Het kamp van Ravensbrück wordt in 1939 geopend en is van in het begin alleen bestemd om vrouwen op te sluiten. Bijna 130.000 vrouwen trekken tussen 1939 en 1945 door de poorten van het kamp. Zeker 30.000 komen om het leven, door ziekte en koude, zijn uitgehongerd, geslagen, neergeschoten, opgehangen, vergast of hebben zich "gewoon" doodgewerkt. 

Vrouwen in het kamp van Ravensbrück (Wikimedia Commons).

Kampdokter Adolf  Winkelmann voert vreemde medische experimenten uit op jonge Poolse vrouwen, hij snijdt ze open, haalt stukken spieren weg of besmet ze met bepaalde ziektes. De dokter amputeert en steriliseert ook.

Zelfs al nadert het einde van de oorlog: het moorden houdt er niet op. En de levensomstandigheden worden slechter om slechter. Overbevolking veroorzaakt een tyfusepidemie. Veel eten is er nooit geweest, maar het wordt alsmaar minder. De bevoorrading in Duitsland stokt overal, door de geallieerde bombardementen wordt alle transport, zeker over het spoor, moeilijk. Het leger stopt bijna volledig om nog te leveren aan de kampen.

300 vrouwen wachten

Op paasmaandag (2 april) verzamelen zich zo’n 1700 vrouwen. Uit alle Franse rangen en standen, ooit opgepakt en gedeporteerd naar Ravensbrück, omdat ze spioneerden, geallieerde piloten hielpen, actief waren in het verzet, of als gijzelaars gevangengezet als represaille bij acties van het verzet. De meesten pas in de laatste oorlogsjaren. Bij de inspectie worden 300 van hen geselecteerd, 299 Françaises en een Poolse gravin. De rest wordt teruggestuurd, om te wachten of te sterven.
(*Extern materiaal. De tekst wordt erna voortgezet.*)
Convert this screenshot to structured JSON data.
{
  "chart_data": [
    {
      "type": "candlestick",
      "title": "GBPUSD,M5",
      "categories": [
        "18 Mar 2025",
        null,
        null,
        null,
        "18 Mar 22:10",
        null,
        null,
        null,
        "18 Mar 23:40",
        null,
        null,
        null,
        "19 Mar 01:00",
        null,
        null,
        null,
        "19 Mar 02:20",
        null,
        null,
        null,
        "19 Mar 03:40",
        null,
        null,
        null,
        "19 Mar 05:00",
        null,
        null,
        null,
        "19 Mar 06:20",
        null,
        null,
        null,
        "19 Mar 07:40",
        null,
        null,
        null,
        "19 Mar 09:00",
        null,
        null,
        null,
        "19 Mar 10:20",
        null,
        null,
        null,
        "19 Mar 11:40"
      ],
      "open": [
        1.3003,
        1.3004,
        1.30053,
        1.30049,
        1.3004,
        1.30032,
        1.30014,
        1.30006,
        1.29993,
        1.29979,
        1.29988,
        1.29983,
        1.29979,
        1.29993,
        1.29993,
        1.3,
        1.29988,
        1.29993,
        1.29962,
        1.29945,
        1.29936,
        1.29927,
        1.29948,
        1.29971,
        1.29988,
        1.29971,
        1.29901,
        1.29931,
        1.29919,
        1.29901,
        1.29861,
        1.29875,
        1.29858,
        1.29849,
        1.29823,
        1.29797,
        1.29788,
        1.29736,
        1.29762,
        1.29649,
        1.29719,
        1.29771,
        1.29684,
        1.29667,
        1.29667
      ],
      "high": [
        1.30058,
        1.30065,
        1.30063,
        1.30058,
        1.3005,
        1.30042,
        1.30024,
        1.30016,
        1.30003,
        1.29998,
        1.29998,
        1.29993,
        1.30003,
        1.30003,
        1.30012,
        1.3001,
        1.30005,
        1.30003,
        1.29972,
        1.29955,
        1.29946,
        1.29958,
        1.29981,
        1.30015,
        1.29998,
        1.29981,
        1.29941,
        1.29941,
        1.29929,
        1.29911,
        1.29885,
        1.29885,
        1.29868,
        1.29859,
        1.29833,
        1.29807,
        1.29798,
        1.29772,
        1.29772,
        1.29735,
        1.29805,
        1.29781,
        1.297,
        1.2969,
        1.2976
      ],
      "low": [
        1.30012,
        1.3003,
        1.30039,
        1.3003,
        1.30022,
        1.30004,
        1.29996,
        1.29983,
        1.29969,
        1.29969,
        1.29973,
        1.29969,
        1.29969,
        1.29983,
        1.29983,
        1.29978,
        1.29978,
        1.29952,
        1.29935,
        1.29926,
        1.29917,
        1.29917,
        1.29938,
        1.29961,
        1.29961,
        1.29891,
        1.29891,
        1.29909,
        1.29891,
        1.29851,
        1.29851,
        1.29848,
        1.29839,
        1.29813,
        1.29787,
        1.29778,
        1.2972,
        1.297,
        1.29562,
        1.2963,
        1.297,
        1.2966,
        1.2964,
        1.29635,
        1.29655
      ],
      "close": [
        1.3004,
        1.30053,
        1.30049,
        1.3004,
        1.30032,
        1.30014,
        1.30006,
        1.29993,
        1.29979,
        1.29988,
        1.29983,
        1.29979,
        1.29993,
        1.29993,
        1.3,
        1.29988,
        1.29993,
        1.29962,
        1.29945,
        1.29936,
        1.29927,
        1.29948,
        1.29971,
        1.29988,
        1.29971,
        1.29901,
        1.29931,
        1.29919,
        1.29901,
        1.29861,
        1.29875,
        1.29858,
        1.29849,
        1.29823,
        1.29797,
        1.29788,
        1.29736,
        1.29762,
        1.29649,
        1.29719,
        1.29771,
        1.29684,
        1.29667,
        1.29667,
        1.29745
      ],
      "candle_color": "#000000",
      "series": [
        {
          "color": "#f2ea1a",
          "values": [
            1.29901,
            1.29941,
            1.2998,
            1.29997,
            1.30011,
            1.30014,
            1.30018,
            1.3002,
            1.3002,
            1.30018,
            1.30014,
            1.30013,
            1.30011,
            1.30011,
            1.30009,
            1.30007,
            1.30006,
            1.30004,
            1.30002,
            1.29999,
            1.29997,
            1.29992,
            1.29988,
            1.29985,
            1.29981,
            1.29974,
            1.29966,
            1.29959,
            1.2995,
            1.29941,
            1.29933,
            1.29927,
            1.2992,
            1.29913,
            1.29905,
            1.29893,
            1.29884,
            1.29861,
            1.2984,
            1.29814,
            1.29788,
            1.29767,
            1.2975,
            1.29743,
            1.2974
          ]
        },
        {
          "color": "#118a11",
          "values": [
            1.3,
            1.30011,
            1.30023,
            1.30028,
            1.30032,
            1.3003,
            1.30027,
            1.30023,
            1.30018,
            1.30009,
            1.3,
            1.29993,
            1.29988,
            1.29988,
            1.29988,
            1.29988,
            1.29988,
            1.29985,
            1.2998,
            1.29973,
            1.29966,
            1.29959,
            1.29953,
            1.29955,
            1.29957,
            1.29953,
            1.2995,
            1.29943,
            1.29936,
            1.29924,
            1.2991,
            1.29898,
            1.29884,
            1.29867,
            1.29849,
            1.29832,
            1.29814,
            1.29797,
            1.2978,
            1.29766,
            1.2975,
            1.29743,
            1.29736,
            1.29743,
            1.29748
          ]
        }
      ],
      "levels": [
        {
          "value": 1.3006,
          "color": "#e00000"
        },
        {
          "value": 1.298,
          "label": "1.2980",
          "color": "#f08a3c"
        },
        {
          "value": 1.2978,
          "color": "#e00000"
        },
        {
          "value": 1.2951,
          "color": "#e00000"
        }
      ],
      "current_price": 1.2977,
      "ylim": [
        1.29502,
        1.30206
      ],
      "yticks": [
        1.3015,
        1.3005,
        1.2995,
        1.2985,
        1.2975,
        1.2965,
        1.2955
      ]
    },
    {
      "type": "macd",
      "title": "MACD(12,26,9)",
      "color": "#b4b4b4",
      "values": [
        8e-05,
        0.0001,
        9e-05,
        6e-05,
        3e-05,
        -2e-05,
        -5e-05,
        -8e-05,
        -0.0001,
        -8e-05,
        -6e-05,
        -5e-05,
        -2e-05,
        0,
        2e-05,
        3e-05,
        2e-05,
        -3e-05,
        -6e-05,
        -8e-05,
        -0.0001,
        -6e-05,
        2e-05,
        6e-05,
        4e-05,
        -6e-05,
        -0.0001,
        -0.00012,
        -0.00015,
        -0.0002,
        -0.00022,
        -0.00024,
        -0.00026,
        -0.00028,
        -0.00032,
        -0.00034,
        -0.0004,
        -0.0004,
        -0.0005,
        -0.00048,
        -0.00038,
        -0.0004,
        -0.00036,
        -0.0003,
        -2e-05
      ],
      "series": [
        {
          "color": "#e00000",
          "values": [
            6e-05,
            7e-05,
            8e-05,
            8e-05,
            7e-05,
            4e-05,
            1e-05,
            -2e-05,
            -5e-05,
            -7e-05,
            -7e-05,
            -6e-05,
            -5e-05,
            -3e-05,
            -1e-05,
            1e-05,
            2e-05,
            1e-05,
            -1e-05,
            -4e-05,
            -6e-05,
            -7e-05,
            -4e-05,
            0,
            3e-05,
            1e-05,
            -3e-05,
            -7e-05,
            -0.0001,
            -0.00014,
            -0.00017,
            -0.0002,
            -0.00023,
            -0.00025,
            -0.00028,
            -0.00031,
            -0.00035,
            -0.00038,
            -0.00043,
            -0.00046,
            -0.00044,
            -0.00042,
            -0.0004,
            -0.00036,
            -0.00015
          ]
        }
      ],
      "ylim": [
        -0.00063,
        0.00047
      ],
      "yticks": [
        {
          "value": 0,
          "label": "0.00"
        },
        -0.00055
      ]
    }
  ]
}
De geselecteerde vrouwen krijgen te horen dat ze geruild gaan worden, velen geloven dat verhaal niet. Ze weten niet dat het Internationale Rode Kruis al weken bemiddelt tussen Frankrijk en de omgeving van nazi-kopstuk Himmler. Himmler probeert zich in de laatste oorlogsmaanden nog in de gunst van de (westerse) geallieerden te werken, zonder medeweten van Hitler. In ruil voor de 300 vrouwen zal Frankrijk 454 Duitsers vrijlaten.

Een deel van de Franse vrouwen in de turnzaal van een school in het Zwitserse Kreuzlingen waar ze eerst werden opgevangen. Deze en alle andere foto's met de vermelding CICR zijn gemaakt in Kreuzlingen en komen uit het archief van het Internationale Rode Kruis. Meestal behoeven ze geen commentaar.
Archives CICR (DR)

De vrouwen moeten hun gestreept gevangenisplunje uitdoen en douchen. Dat maakt velen onrustig, want ze weten dat douchen ook altijd de eerste stap is naar de gaskamer. De vrouwen moeten dan twee dagen wachten, zonder dekens, in de kou.

De kampcommandant en kamparts Winkelmann komen langs. Vrouwen met gezwollen benen – gezwollen door hongeroedeem – worden uit de groep gehaald. Ook vrouwen van wie het haar nog maar pas is geschoren, moeten terug. Iedereen moet er zo goed mogelijk uitzien. De kampcommandant haalt er ook enkele uit wiens naam hem niet bevalt. Andere vrouwen worden uit het kamp gehaald en nemen hun plaats in, de groep blijft altijd met 300.

Archives CICR (DR)
Archives CICR (DR)

Eén vrouw ontsnapt aan de aandacht van twee nazi’s. Marie-Louise Zimberlin, 55 jaar oud, is uitgeput en doodziek. De lerares Engels uit het Bourgondische stadje Cluny is in februari 1944 opgepakt voor haar verzetsactiviteiten.

Twee vriendinnen hebben “la Zim” al enkele dagen eerder verstopt, want zieken in het kamp worden afgevoerd naar de gaskamer. En de twee zijn er nu in geslaagd haar in de groep te smokkelen en haar zwakte verborgen te houden.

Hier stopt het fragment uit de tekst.